Мы оба с восторгом ждали, когда сможем наконец обзавестись собственными колесами и ощутить вкус свободы, которую они нам подарят. План был таков: погостив несколько дней у родителей Боба, отправиться на мыс, где один из его школьных друзей подрабатывал летом управляющим мотеля. Он посулил, если Боб поможет покрасить три пустующих номера, пустить нас пожить бесплатно дней десять, при том, что работать предстояло по три часа в день, не больше. Сделка показалась нам выгодной, тем более что мотель располагался всего в квартале от пляжа. После короткого визита на мыс мы планировали отправиться в лагерь в Вермонте, а еще подумывали о поездке в Канаду в конце лета, прежде чем вернуться в колледж.

– Ты скоро закончишь? – крикнул Боб из кухни, где он заканчивал мыть пол. – Я бы уже не отказался от пиццы с пивом.

– Еще три минуты этой тягомотины, и я свободна.

Зазвонил телефон. Обрадованная возможностью отвлечься, я поднялась с колен. Это был Сэм.

– Элис, – услышала я его сдавленный голос, – я только что узнал кое-что… у меня очень фиговые новости.

– Что случилось? – спросила я. Его тон, не суливший ничего хорошего, насторожил меня.

– Профессор Хэнкок умер.

Вы замечали когда-нибудь, что, когда вам сообщают самые ужасные новости, которые, и вы это знаете, все изменят в вашей жизни, до вас сначала не доходят? Как будто потрясение от услышанного как-то воздействует на внутреннее ухо, отводя звук.

– Да ладно, быть не может, – тихо сказала я.

– Мне очень жаль, но это правда, – вздохнул Сэм. – Хэнкок мертв.

– Рак горла оказался настолько запущенным? – только и нашлась я что сказать. – Я и не подозревала. Он так мужественно держался.

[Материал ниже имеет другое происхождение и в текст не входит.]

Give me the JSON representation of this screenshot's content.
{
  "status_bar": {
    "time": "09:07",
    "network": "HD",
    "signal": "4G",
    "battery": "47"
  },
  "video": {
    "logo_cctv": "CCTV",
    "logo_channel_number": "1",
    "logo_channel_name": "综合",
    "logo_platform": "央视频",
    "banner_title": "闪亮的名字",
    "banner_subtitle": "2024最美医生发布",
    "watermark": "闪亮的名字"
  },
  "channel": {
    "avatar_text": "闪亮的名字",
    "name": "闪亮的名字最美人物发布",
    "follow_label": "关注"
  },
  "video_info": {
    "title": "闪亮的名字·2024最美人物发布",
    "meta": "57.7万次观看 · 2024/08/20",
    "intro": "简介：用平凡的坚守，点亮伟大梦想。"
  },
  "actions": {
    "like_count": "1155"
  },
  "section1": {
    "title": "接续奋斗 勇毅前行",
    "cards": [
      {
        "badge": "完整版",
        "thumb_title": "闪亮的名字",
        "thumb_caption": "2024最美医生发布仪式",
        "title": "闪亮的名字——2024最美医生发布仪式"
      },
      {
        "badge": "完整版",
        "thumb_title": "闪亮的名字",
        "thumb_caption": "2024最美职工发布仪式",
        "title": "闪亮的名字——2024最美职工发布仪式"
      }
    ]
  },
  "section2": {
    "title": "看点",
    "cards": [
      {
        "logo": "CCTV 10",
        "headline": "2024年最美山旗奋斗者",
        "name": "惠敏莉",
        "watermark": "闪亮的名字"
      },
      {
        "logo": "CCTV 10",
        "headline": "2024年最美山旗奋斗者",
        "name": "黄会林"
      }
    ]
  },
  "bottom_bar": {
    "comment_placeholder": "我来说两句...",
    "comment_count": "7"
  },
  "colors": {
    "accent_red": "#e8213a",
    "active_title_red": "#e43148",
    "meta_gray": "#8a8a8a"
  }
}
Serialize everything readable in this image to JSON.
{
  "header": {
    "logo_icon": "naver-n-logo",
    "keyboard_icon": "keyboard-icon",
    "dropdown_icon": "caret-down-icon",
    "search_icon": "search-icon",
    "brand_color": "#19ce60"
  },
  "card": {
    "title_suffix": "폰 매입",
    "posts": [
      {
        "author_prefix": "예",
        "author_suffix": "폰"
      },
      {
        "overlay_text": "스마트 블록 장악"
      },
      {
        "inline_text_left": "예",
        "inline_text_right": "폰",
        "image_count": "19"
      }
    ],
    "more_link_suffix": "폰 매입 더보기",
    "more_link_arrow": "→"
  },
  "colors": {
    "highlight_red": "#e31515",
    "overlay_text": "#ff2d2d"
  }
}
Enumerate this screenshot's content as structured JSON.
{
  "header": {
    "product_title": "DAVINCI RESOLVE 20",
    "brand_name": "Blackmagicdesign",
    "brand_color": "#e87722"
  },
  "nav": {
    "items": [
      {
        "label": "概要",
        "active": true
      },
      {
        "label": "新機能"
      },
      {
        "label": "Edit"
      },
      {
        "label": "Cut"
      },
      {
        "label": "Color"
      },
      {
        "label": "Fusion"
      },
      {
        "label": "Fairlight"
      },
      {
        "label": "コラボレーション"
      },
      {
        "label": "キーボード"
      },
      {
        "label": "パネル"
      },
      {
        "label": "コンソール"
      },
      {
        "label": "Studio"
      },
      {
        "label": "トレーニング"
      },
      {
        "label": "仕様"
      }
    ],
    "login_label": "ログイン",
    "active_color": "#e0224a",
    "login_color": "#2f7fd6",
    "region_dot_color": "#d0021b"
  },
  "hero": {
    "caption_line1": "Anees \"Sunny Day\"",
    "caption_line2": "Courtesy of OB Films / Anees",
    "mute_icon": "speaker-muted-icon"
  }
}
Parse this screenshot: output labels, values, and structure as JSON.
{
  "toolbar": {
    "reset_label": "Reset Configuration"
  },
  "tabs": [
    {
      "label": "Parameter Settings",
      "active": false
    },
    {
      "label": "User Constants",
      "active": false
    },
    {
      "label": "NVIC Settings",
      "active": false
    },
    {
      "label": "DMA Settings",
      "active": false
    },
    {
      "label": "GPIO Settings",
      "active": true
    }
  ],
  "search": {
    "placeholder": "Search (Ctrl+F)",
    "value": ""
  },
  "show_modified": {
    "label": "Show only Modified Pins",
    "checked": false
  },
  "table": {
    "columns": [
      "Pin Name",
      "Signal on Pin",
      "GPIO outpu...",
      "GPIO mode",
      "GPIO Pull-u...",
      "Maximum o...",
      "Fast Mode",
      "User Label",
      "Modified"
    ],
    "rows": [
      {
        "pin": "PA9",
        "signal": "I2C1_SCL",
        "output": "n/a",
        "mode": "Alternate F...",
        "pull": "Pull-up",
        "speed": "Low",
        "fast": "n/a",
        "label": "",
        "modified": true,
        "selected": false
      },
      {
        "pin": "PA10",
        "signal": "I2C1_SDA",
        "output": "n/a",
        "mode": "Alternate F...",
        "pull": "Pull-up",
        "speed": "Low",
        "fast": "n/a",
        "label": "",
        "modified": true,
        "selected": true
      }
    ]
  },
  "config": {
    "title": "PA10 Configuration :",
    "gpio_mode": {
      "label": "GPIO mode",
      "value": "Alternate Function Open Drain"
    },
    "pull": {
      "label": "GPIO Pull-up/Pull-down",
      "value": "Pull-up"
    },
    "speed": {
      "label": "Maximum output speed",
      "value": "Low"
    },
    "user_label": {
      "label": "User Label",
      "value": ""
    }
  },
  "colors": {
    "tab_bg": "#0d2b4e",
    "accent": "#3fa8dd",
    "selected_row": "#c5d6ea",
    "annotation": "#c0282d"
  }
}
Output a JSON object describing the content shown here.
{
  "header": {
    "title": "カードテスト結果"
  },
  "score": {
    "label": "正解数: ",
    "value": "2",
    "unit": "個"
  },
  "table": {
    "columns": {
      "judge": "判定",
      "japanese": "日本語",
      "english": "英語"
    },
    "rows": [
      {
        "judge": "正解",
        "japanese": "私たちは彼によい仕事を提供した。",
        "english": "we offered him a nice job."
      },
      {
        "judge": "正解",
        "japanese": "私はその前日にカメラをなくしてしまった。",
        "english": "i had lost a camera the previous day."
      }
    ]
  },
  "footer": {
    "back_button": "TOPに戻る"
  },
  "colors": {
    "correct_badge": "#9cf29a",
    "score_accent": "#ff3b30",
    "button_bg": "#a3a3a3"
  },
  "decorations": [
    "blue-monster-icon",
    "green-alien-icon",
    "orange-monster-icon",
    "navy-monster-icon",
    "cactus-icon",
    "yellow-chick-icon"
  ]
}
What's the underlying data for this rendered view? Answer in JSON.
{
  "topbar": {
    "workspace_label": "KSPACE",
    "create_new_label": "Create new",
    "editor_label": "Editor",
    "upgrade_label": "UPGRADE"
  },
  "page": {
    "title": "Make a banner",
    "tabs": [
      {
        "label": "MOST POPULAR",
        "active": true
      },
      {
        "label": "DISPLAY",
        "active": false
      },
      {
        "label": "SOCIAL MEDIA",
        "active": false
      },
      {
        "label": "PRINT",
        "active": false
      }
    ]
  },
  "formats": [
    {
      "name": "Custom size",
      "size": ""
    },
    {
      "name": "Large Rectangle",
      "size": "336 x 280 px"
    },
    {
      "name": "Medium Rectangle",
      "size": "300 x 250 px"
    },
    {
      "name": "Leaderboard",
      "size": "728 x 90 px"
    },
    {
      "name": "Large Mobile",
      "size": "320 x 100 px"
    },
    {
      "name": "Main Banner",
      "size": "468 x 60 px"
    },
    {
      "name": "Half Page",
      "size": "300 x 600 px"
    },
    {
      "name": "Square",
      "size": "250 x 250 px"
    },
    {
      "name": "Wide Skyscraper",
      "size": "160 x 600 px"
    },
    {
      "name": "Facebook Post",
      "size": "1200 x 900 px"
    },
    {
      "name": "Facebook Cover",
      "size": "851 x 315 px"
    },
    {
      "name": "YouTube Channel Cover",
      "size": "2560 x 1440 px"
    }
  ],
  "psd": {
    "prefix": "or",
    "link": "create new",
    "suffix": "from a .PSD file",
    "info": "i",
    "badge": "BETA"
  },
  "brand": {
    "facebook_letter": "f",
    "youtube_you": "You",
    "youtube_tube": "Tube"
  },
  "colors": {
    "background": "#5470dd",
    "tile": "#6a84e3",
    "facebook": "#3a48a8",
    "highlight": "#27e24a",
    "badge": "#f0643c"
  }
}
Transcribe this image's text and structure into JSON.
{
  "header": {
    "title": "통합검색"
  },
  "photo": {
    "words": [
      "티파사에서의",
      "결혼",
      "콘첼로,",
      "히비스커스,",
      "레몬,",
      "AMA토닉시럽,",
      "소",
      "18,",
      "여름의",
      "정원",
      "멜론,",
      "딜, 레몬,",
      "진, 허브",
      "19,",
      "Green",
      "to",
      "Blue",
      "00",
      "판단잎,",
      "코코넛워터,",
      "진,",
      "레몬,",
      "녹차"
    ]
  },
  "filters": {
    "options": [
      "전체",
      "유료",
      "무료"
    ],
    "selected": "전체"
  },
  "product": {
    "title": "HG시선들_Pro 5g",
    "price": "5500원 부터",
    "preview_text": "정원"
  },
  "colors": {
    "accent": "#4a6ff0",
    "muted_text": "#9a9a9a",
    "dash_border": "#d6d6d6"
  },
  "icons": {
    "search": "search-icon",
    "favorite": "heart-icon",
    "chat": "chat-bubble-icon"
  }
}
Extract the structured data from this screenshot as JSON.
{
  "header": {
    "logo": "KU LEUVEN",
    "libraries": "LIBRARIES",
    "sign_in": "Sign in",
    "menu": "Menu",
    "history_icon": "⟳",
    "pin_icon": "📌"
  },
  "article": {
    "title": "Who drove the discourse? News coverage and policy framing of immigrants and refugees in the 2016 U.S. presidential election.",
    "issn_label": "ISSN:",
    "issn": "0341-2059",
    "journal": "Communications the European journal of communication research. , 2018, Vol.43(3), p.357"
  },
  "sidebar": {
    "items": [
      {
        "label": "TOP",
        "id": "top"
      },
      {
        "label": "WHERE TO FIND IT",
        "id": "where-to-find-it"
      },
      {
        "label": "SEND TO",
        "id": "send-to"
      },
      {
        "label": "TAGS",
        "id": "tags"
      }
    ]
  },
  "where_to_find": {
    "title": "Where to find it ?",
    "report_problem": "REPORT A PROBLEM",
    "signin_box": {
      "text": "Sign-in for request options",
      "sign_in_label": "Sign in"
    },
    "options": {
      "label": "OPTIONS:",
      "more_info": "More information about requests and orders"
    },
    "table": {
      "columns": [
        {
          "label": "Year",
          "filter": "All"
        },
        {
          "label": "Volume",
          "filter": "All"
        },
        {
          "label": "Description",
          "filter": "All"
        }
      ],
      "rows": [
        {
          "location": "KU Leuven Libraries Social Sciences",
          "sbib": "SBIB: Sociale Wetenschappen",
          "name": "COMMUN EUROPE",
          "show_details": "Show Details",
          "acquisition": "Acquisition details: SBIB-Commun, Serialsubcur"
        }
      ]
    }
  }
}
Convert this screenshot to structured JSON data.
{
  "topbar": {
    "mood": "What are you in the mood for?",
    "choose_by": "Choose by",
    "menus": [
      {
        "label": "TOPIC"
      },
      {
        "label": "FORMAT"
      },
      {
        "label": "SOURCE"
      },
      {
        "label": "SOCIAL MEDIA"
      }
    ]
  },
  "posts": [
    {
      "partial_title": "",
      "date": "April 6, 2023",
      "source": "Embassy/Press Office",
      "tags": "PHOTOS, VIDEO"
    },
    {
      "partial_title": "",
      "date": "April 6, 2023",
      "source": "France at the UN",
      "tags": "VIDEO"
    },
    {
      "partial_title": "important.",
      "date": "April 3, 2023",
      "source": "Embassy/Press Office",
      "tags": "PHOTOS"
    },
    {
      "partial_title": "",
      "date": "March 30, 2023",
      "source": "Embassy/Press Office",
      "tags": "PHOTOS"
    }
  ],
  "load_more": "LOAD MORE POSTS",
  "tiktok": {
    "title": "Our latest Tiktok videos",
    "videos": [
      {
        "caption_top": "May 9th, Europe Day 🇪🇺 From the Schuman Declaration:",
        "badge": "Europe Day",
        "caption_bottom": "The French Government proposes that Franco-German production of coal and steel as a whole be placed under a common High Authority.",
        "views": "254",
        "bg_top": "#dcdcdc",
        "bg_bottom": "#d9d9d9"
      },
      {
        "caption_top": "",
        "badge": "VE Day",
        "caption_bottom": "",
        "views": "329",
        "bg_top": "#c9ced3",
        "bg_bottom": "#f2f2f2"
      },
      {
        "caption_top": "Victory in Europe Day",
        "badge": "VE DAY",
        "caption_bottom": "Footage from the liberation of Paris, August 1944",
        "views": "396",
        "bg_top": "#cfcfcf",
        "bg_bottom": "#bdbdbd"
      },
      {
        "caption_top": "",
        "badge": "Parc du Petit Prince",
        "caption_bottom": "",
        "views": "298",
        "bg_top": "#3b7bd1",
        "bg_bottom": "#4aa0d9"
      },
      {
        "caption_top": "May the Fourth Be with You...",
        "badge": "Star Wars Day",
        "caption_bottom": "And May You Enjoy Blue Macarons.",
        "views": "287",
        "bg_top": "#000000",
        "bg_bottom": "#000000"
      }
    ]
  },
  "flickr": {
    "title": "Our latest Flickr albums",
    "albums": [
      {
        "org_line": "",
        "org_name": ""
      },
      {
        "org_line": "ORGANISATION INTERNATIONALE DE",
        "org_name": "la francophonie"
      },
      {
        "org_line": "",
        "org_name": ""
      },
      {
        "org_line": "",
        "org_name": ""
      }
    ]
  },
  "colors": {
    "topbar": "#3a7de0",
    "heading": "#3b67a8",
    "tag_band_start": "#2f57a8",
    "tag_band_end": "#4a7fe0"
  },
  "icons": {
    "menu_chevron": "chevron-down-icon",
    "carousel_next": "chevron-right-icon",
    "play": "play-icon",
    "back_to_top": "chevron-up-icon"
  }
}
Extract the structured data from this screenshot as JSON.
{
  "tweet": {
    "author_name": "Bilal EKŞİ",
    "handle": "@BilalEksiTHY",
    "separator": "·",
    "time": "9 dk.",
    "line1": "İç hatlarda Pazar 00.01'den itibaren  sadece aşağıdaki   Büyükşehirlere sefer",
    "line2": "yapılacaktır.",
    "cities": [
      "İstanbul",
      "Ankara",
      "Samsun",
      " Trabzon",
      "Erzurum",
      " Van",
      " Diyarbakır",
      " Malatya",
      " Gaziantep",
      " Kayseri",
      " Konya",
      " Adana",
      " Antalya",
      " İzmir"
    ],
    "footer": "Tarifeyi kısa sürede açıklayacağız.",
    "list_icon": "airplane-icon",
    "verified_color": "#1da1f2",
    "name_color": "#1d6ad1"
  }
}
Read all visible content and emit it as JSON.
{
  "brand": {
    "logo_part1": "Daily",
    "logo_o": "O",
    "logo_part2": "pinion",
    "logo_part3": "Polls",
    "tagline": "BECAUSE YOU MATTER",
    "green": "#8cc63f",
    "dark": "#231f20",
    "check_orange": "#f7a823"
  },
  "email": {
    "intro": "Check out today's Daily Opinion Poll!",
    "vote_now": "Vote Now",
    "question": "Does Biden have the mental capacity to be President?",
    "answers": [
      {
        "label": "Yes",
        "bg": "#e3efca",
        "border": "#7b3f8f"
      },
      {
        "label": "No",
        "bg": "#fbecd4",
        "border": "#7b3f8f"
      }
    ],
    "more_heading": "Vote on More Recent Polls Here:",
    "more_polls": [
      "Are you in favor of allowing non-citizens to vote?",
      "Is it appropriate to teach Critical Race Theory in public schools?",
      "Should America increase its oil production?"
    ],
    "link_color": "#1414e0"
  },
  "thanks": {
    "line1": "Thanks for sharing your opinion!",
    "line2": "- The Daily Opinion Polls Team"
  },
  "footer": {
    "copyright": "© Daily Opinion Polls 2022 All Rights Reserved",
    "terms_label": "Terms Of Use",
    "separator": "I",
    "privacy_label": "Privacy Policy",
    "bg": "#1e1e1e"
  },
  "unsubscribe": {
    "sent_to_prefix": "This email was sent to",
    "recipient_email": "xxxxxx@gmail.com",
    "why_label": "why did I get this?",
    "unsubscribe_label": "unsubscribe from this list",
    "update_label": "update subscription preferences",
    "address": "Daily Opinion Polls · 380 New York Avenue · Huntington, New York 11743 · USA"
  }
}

– При чем тут рак? – недоуменно спросил Сэм. – Хэнкока сегодня утром вынули из петли на чердаке его дома. Он покончил с собой.

Глава девятая

Похороны состоялись через неделю. Задержка была связана с тем, что, поскольку профессор Хэнкок покончил с собой, необходимо было провести полицейское расследование. Только когда оно было завершено и местный судмедэксперт разрешил забрать тело, можно было приступить к заключительным церемониям. Узнав о смерти профессора, я не могла спать, не могла мыслить хоть сколько-нибудь рационально. Меня будто втолкнули в пустую шахту лифта. И я падала. Я позвонила домой заведующему историческим факультетом. Профессор Фридлендер был немного эксцентричным человеком. Высокий, сухопарый, с белоснежной бородой под Уитмена, он производил впечатление рассеянного и витающего в облаках. О нем ходила слава добряка, впрочем, мягкость не мешала ему становиться строгим, когда речь заходила о преподавании и научной работе. У меня он еще не вел занятий. Я пока не решила, буду ли специализироваться по истории, поэтому не была уверена, что Фридлендер вообще станет со мной разговаривать. И все же, набравшись смелости, я позвонила ему на домашний номер:

 

– Это Элис Бернс, студентка профессора Хэнкока, – начала я. – Мне неловко беспокоить вас…

– Не нужно извиняться, Элис, – перебил меня Фридлендер. – Ужасный день сегодня. Мы все очень дорожили Тео.

– Я в полном шоке, профессор, – сказала я. – Понимаете, я виделась с ним всего два дня назад и…

Упоминать ли о скандале с подлогом работ? Профессор Фридлендер наверняка и так в курсе. А сейчас явно неподходящий момент.

– А я видел его утром того дня, когда он покончил с собой, – вздохнул Фридлендер. – Казалось, все прекрасно. Да, Тео был немного расстроен тем, что какой-то хоккеист сдал сочинение, явно написанное другим студентом. Но, что поделать, такое случается. Каждый из нас, преподавателей, в какой-то момент проходил через это. Важно другое… Оказывается – и я узнал об этом только вчера, повидавшись с его вдовой Мэриэнн, – вот уже несколько лет психическое состояние бедняги оставляло желать лучшего. Резкие перепады настроения, ужасная бессонница, гнетущее чувство собственной никчемности…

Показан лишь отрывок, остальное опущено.